If you want to compound wealth in the stock market, you can do so by buying an index fund. But investors can boost returns by picking market-beating companies to own shares in. For example, the OptiComm Ltd (ASX:OPC) share price is up 75% in the last year, clearly besting the market decline of around 11% (not including dividends). So that should have shareholders smiling. Note that businesses generally develop over the long term, so the returns over the last year might not reflect a long term trend.
In his essay The Superinvestors of Graham-and-Doddsville Warren Buffett described how share prices do not always rationally reflect the value of a business. One way to examine how market sentiment has changed over time is to look at the interaction between a company's share price and its earnings per share (EPS).
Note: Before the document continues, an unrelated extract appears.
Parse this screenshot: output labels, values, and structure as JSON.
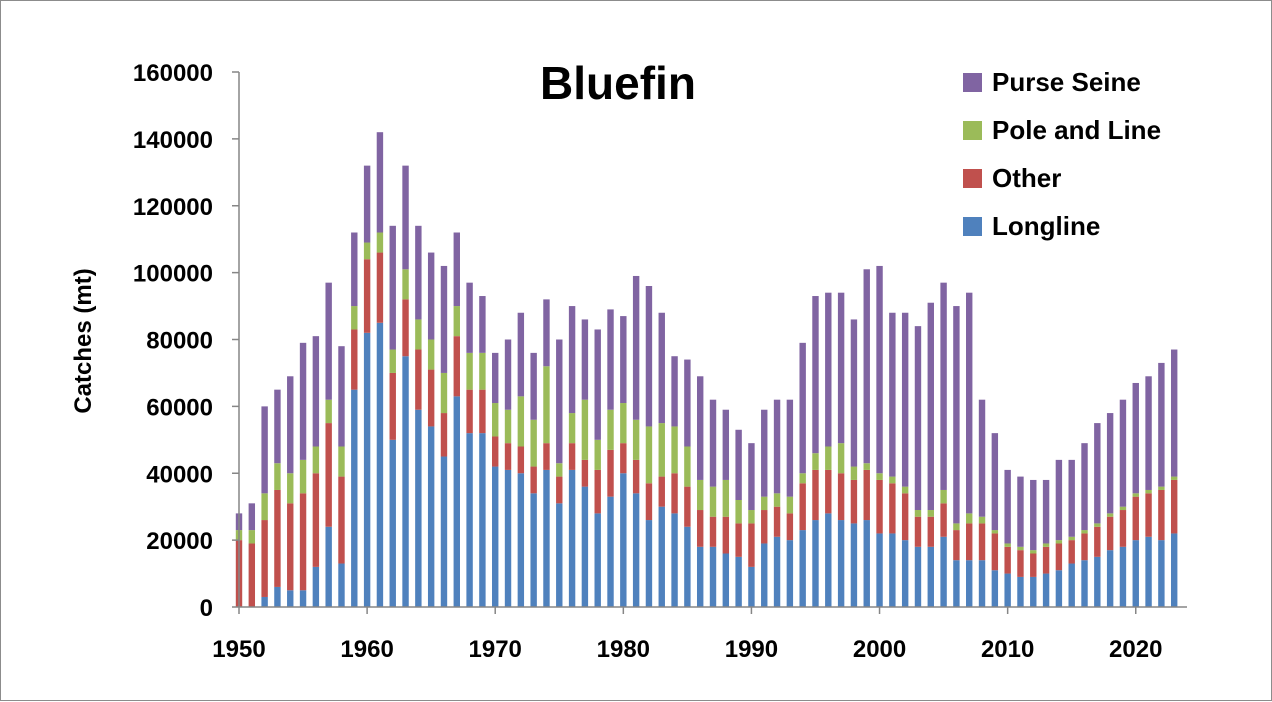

During the last year OptiComm grew its earnings per share (EPS) by 0.5%. This EPS growth is significantly lower than the 75% increase in the share price. This indicates that the market is now more optimistic about the stock.
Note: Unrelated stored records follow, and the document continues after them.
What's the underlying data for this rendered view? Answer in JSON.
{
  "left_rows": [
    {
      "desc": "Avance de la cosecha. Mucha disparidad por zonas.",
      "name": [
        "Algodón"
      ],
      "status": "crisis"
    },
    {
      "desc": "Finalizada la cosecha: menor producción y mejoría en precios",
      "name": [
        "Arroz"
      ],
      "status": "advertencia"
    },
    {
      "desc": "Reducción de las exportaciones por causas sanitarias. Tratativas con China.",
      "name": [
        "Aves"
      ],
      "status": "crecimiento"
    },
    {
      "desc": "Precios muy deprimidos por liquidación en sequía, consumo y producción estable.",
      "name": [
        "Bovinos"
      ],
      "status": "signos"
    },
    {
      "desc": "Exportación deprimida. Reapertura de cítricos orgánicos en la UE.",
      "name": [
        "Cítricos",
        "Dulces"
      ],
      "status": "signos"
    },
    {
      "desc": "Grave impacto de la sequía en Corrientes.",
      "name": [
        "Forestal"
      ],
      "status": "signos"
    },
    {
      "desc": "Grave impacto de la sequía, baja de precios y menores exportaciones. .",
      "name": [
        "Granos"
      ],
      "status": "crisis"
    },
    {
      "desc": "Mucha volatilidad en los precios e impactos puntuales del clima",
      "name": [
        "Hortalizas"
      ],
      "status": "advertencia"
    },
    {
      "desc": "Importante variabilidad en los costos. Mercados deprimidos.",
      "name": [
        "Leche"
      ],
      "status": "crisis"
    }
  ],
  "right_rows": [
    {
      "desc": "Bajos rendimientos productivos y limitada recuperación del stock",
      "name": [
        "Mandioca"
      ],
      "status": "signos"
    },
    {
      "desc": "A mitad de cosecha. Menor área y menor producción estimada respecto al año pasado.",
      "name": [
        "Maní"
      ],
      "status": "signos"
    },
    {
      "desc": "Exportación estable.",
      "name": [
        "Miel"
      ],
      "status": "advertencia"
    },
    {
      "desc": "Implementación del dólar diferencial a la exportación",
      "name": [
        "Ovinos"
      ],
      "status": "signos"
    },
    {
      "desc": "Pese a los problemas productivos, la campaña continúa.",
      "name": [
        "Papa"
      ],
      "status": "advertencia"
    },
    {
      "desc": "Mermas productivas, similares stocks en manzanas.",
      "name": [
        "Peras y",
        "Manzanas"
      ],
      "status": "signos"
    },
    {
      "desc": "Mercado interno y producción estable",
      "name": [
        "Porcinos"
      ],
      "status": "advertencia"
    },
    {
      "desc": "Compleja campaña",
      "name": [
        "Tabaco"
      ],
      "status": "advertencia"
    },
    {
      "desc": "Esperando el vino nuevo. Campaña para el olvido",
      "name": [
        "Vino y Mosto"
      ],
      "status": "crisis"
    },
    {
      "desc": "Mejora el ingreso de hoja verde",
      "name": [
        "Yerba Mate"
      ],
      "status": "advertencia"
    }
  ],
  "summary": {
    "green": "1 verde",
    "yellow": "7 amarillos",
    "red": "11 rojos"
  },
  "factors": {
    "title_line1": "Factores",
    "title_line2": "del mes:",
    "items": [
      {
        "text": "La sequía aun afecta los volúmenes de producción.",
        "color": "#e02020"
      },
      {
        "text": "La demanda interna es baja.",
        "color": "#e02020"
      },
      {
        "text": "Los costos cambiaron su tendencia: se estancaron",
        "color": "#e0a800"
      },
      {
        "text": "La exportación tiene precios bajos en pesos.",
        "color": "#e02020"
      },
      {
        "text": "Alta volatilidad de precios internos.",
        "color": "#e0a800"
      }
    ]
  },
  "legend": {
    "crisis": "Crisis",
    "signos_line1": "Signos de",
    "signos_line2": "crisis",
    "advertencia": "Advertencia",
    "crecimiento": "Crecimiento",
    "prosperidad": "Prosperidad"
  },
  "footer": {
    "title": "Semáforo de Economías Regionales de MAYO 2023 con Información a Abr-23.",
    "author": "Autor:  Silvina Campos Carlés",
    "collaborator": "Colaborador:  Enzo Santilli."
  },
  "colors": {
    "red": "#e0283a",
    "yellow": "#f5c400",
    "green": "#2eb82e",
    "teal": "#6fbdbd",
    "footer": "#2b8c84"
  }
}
You can see how EPS has changed over time in the image below (click on the chart to see the exact values).
Before buying or selling a stock, we always recommend a close examination of historic growth trends, available here.
What About Dividends?
It is important to consider the total shareholder return, as well as the share price return, for any given stock. The TSR incorporates the value of any spin-offs or discounted capital raisings, along with any dividends, based on the assumption that the dividends are reinvested. So for companies that pay a generous dividend, the TSR is often a lot higher than the share price return. We note that for OptiComm the TSR over the last year was 79%, which is better than the share price return mentioned above. This is largely a result of its dividend payments!
A Different Perspective
OptiComm shareholders should be happy with the total gain of 79% over the last twelve months, including dividends. That's better than the more recent three month gain of 11%, implying that share price has plateaued recently. Having said that, we doubt shareholders would be concerned. It seems the market is simply waiting on more information, because if the business delivers so will the share price (eventually). I find it very interesting to look at share price over the long term as a proxy for business performance. But to truly gain insight, we need to consider other information, too. To that end, you should be aware of the 1 warning sign we've spotted with OptiComm .
We will like OptiComm better if we see some big insider buys. While we wait, check out this free list of growing companies with considerable, recent, insider buying.
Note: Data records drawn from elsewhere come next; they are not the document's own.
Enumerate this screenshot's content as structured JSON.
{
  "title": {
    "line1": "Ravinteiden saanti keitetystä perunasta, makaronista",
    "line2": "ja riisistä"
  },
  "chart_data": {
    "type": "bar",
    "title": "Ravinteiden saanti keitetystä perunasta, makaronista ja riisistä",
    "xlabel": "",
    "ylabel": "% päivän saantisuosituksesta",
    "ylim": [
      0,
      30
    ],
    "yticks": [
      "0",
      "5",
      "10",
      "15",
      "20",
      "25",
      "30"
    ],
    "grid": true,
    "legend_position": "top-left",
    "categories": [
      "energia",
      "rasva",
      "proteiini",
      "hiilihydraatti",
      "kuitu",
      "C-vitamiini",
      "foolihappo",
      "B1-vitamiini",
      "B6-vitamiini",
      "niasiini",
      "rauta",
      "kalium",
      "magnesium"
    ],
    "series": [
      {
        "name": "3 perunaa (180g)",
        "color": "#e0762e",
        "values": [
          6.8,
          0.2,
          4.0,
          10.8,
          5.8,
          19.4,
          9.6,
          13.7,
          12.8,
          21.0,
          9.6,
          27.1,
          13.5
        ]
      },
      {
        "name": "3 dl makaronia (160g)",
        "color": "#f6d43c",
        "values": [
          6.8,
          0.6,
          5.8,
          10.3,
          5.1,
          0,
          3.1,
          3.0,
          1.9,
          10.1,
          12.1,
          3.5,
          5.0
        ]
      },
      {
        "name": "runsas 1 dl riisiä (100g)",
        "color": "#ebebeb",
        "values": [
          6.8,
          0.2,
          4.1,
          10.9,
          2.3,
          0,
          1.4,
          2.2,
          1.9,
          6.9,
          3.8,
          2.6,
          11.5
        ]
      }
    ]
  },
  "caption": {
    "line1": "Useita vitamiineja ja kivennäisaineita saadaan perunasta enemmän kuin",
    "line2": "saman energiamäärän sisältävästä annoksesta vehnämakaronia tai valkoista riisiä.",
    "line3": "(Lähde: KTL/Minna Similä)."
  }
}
Please note, the market returns quoted in this article reflect the market weighted average returns of stocks that currently trade on AU exchanges.
This article by Simply Wall St is general in nature. It does not constitute a recommendation to buy or sell any stock, and does not take account of your objectives, or your financial situation. We aim to bring you long-term focused analysis driven by fundamental data. Note that our analysis may not factor in the latest price-sensitive company announcements or qualitative material. Simply Wall St has no position in any stocks mentioned.